Elle le regarda avec surprise.
— Vous fumez votre pipe avant de boire votre café ?
— Vous pouvez préparer mon bain.
Il alla le prendre dans la salle de bains au fond du couloir, resta longtemps dans l’eau chaude, à rêvasser. Plusieurs fois il ouvrit la bouche comme pour parler à sa femme, qu’il entendait d’habitude, pendant son bain, aller et venir dans la chambre voisine.
Il était dix heures et quart quand il descendit. Le patron était derrière le bureau, en tenue de cuisinier.
— Le juge d’instruction a téléphoné deux fois.
— À quelle heure ?
— La première fois, un peu après neuf heures, la seconde il y a quelques minutes. La seconde fois, j’ai répondu que vous n’alliez pas tarder à descendre.
— Puis-je avoir la communication avec Paris ?
— Un dimanche, ce ne sera peut-être pas long.
Il dit son numéro, alla prendre l’air sur le seuil. Il n’y avait personne, aujourd’hui, pour le regarder. Un coq chantait quelque part, pas loin, et on entendait couler l’eau de la Vendée. Quand une vieille femme en chapeau violet passa près de lui, il aurait juré que ses vêtements dégageaient une odeur d’encens.
C’était bien dimanche.
— Allô ! C’est toi ?
— Tu es toujours à Fontenay ? Tu me téléphones de chez Chabot ? Comment va sa mère ?
Au lieu de répondre, il questionna à son tour :
— Quel temps fait-il à Paris ?
— Depuis hier midi, c’est le printemps.
— Hier midi ?
— Oui. Cela a commencé aussitôt après le déjeuner.
Il avait perdu une demi-journée de soleil !
— Et là-bas ?
— Il fait beau aussi.
— Tu n’as pas pris froid ?
— Je suis très bien.
— Tu rentres demain matin ?
— Je crois.
— Tu n’es pas sûr ? Je croyais…
— Je serai peut-être retenu quelques heures.
— Par quoi ?
— Du travail.
— Tu m’avais dit…
… Qu’il en profiterait pour se reposer, bien sûr ! Est-ce qu’il ne se reposait pas ?
Ce fut à peu près tout. Ils échangèrent les phrases qu’ils avaient l’habitude d’échanger par téléphone.
Après quoi il demanda Chabot chez lui. Rose lui répondit que le juge était parti pour le Palais à huit heures du matin. Il appela le Palais de Justice.
— Du nouveau ?
— Oui. On a retrouvé l’arme. C’est pourquoi je t’ai appelé. On m’a répondu que tu dormais. Tu peux monter jusqu’ici ?
— J’y serai dans quelques minutes.
— Les portes sont fermées. Je vais te guetter par la fenêtre et je t’ouvrirai.
— Cela ne va pas ?
Chabot, à l’appareil, paraissait abattu.
— Je t’en parlerai.
Maigret n’en prit pas moins son temps. Il tenait à savourer le dimanche et il se trouva bientôt, marchant lentement, dans la rue de la République où le Café de la Poste avait déjà installé les chaises et les guéridons jaunes de la terrasse.

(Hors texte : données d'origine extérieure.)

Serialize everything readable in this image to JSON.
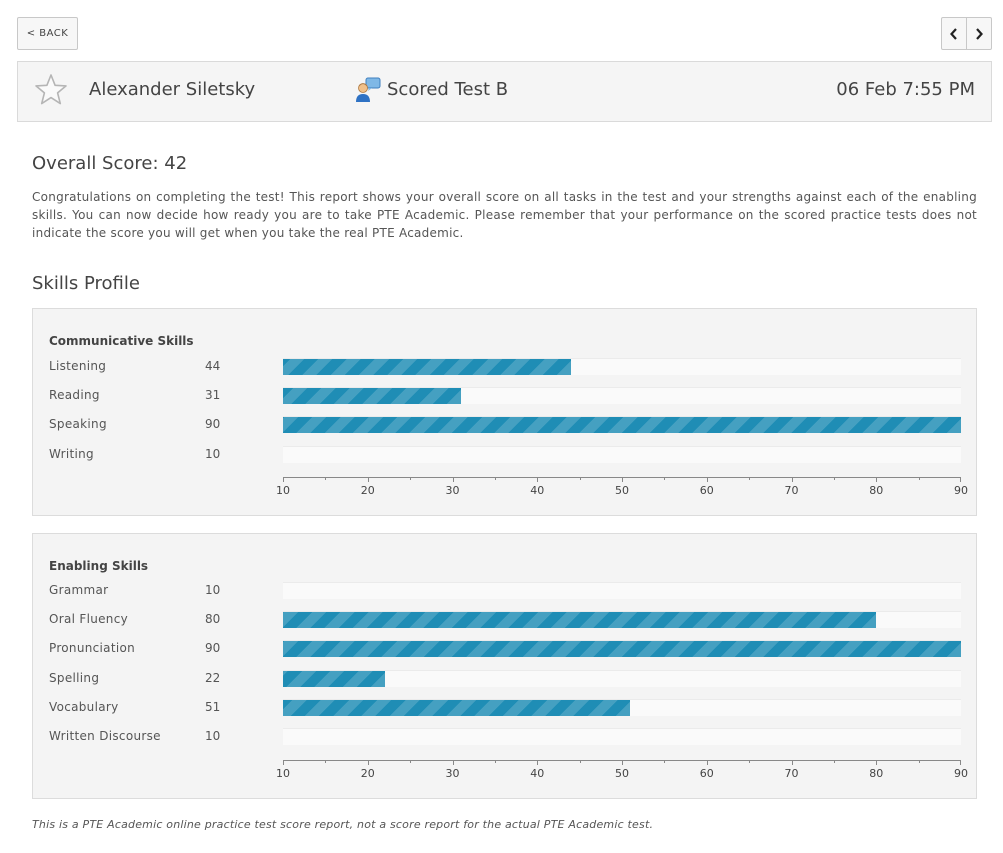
{
  "nav": {
    "back_label": "< BACK"
  },
  "header": {
    "user_name": "Alexander Siletsky",
    "test_name": "Scored Test B",
    "date": "06 Feb 7:55 PM"
  },
  "overall": {
    "title": "Overall Score: 42",
    "score": 42,
    "description": "Congratulations on completing the test! This report shows your overall score on all tasks in the test and your strengths against each of the enabling skills. You can now decide how ready you are to take PTE Academic. Please remember that your performance on the scored practice tests does not indicate the score you will get when you take the real PTE Academic."
  },
  "skills_profile_title": "Skills Profile",
  "communicative": {
    "title": "Communicative Skills",
    "skills": [
      {
        "label": "Listening",
        "score": 44
      },
      {
        "label": "Reading",
        "score": 31
      },
      {
        "label": "Speaking",
        "score": 90
      },
      {
        "label": "Writing",
        "score": 10
      }
    ]
  },
  "enabling": {
    "title": "Enabling Skills",
    "skills": [
      {
        "label": "Grammar",
        "score": 10
      },
      {
        "label": "Oral Fluency",
        "score": 80
      },
      {
        "label": "Pronunciation",
        "score": 90
      },
      {
        "label": "Spelling",
        "score": 22
      },
      {
        "label": "Vocabulary",
        "score": 51
      },
      {
        "label": "Written Discourse",
        "score": 10
      }
    ]
  },
  "chart_data": [
    {
      "type": "bar",
      "title": "Communicative Skills",
      "categories": [
        "Listening",
        "Reading",
        "Speaking",
        "Writing"
      ],
      "values": [
        44,
        31,
        90,
        10
      ],
      "xlim": [
        10,
        90
      ],
      "ticks": [
        10,
        20,
        30,
        40,
        50,
        60,
        70,
        80,
        90
      ],
      "orientation": "horizontal",
      "bar_color": "#1f8db5"
    },
    {
      "type": "bar",
      "title": "Enabling Skills",
      "categories": [
        "Grammar",
        "Oral Fluency",
        "Pronunciation",
        "Spelling",
        "Vocabulary",
        "Written Discourse"
      ],
      "values": [
        10,
        80,
        90,
        22,
        51,
        10
      ],
      "xlim": [
        10,
        90
      ],
      "ticks": [
        10,
        20,
        30,
        40,
        50,
        60,
        70,
        80,
        90
      ],
      "orientation": "horizontal",
      "bar_color": "#1f8db5"
    }
  ],
  "footnote": "This is a PTE Academic online practice test score report, not a score report for the actual PTE Academic test."
}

Deux maisons plus loin, la porte de la pâtisserie était ouverte et Maigret ralentit encore pour respirer l’odeur sucrée.
Les cloches sonnaient. Une certaine animation naissait dans la rue, à peu près en face de chez Julien Chabot. C’était la foule qui commençait à sortir de la messe de dix heures et demie à l’église Notre-Dame. Il lui sembla que les gens ne se comportaient pas tout à fait comme ils devaient le faire les autres dimanches. Rares étaient les fidèles qui s’éloignaient directement pour rentrer chez eux.
Des groupes se formaient sur la place, qui ne discutaient pas avec animation, mais parlaient bas, souvent se taisaient en regardant les portes par où s’écoulait le flot des paroissiens. Même les femmes s’attardaient, tenant leur livre de messe doré sur tranches dans leur main gantée, et presque toutes portaient un chapeau clair de printemps.
Devant le parvis, une longue auto brillante stationnait, avec, debout près de la portière, un chauffeur en uniforme noir en qui Maigret reconnut le maître d’hôtel des Vernoux.
Est-ce que ceux-ci, qui n’habitaient pas à plus de quatre cents mètres, avaient l’habitude de se faire conduire à la grand-messe en auto ? C’était possible. Cela faisait peut-être partie de leurs traditions. Il était possible aussi qu’ils aient pris la voiture aujourd’hui, pour éviter, dans les rues, le contact des curieux.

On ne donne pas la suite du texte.